Friday, June 16, 2017

Powered down

Why, I wonder, is the refrigerator dark when I open the door?

The power is out.  I keep reaching for electrons that aren’t there.  Flip a switch and wonder for a second, why is there no light. The electric blue of the flame under the tea kettle seems magical, a bit over the top, in my dim kitchen. The quiet is so deep I can hear the carpenter bees chewing away at the branch in the garden and the first pings of the tea coming to the boil.  How can the bees be so loud? I had no idea that the tea kettle was signaling me so long before it whistles.  I wonder if it shrieks so because I've ignored its repeated polite reminders, "I am at the boil. Boiling.  Yes, I am boiling nicely, thank you."  

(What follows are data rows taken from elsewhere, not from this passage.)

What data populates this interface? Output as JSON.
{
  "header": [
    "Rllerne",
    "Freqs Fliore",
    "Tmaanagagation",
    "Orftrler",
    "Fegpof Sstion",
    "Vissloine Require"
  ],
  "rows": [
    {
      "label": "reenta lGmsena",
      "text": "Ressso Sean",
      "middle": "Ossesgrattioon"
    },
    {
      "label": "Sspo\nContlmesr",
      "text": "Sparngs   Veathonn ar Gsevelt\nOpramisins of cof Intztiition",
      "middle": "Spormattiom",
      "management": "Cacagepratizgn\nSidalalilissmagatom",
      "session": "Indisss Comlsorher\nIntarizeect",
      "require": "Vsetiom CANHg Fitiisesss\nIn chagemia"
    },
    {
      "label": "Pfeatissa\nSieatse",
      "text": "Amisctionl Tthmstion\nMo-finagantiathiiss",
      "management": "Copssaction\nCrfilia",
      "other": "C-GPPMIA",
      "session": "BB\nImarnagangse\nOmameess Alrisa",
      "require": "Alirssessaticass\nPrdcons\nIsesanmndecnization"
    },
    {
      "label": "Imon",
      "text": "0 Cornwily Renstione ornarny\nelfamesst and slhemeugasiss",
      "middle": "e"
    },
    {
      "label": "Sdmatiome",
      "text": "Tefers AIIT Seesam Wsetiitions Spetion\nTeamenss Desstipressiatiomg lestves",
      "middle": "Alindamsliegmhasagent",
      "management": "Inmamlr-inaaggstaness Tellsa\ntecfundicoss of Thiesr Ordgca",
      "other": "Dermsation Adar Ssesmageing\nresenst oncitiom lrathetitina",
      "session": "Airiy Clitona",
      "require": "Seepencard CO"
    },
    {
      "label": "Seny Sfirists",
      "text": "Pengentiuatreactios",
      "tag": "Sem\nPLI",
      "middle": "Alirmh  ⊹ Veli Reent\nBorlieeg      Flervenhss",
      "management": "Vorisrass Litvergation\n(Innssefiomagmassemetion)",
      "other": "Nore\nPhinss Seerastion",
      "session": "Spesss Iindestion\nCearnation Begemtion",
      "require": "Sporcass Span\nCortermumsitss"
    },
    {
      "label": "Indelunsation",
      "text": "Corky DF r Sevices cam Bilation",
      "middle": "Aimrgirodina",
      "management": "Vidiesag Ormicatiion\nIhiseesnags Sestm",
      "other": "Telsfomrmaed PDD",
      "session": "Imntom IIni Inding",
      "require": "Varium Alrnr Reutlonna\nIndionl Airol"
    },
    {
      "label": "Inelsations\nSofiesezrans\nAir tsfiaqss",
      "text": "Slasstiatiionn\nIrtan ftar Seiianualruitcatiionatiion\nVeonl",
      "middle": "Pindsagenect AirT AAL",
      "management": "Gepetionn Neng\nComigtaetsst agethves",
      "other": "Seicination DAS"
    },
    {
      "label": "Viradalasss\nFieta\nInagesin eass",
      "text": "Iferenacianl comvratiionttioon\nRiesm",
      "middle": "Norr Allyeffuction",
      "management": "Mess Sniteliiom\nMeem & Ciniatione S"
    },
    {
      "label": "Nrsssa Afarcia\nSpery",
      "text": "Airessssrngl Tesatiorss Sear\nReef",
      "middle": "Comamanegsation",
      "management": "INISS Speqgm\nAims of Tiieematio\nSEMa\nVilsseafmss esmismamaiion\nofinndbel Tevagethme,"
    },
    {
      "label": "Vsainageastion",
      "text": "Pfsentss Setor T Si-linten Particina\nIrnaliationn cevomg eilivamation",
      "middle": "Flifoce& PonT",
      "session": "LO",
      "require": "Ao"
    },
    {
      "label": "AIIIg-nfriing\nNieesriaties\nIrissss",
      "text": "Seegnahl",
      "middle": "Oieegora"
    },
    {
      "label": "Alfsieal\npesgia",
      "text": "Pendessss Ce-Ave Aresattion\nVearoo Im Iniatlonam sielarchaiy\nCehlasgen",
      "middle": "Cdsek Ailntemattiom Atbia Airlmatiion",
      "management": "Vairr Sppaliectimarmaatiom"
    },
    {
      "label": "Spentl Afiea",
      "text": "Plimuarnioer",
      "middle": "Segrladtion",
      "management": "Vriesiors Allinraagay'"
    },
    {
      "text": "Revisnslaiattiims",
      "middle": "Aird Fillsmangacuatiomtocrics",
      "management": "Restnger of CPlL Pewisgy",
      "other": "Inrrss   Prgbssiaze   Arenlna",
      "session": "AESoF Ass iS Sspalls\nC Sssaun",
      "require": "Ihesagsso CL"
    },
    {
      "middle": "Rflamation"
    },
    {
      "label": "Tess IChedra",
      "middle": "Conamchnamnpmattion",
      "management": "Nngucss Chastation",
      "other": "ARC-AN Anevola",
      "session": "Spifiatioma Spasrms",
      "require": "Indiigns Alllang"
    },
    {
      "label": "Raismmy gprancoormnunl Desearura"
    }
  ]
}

The internet leaks in through my phone, a burp of news here and there.
PECO: Outage in area .... Cause = Equipment problem. Estimated Restoration Time = 06/14 12:00PM. Text STOP to stop all PECO texts.  
Early this morning the expected return of power was 8:20 am.  Now the stated restoration time has move to 12:00 PM.  I translate: "It’s more complicated than we thought, so we’ll say 'noon' because 'We have not the foggiest.' would be unwise."

Thermodynamics.  I’m thinking about rates of energy transfer and isolated systems.  I put my tea in the insulated pot, screwing the lid on tightly, forcing it to hold onto its heat.  I imagine the molecules restlessly shimmying around inside, unable to get comfortable.  Most mornings I pop the 2nd cup into the microwave to stir up the molecules again when it gets cold, prodding them awake with photons, but today there is no rest for the weary.

I switch off the wifi on my laptop, not wanting to spend electrons for what I cannot have. Toast. No. Oven. Nope. Plans for the laundry. Derailed.

I open the refrigerator door. Why, I wonder, is it dark?

Thursday, June 15, 2017

Memento mori

The hyacinth is in bloom, the heads already blushing blue. I hadn’t noticed it, perhaps because I hadn’t expected it. It had hardly recovered from the ravages of the winter before last when I had thought it lost.  I mourned it anew this spring when February’s warmth gave way to icy March winds and a damp, dark, chill May.

Weeks ago I brushed my hand along the bare sticks of the hyacinth behind the church, wondering aloud if it, too, was wrecked by these winter vagaries.  Wondering silently what a friend, gone to God after a ravaging spring, would think of these wild swings.  He would say it is chance to taste loss, to know what will be asked of us in those last years, or hours of our life.  He would say there is always hope, even when we don’t notice it, or expect it.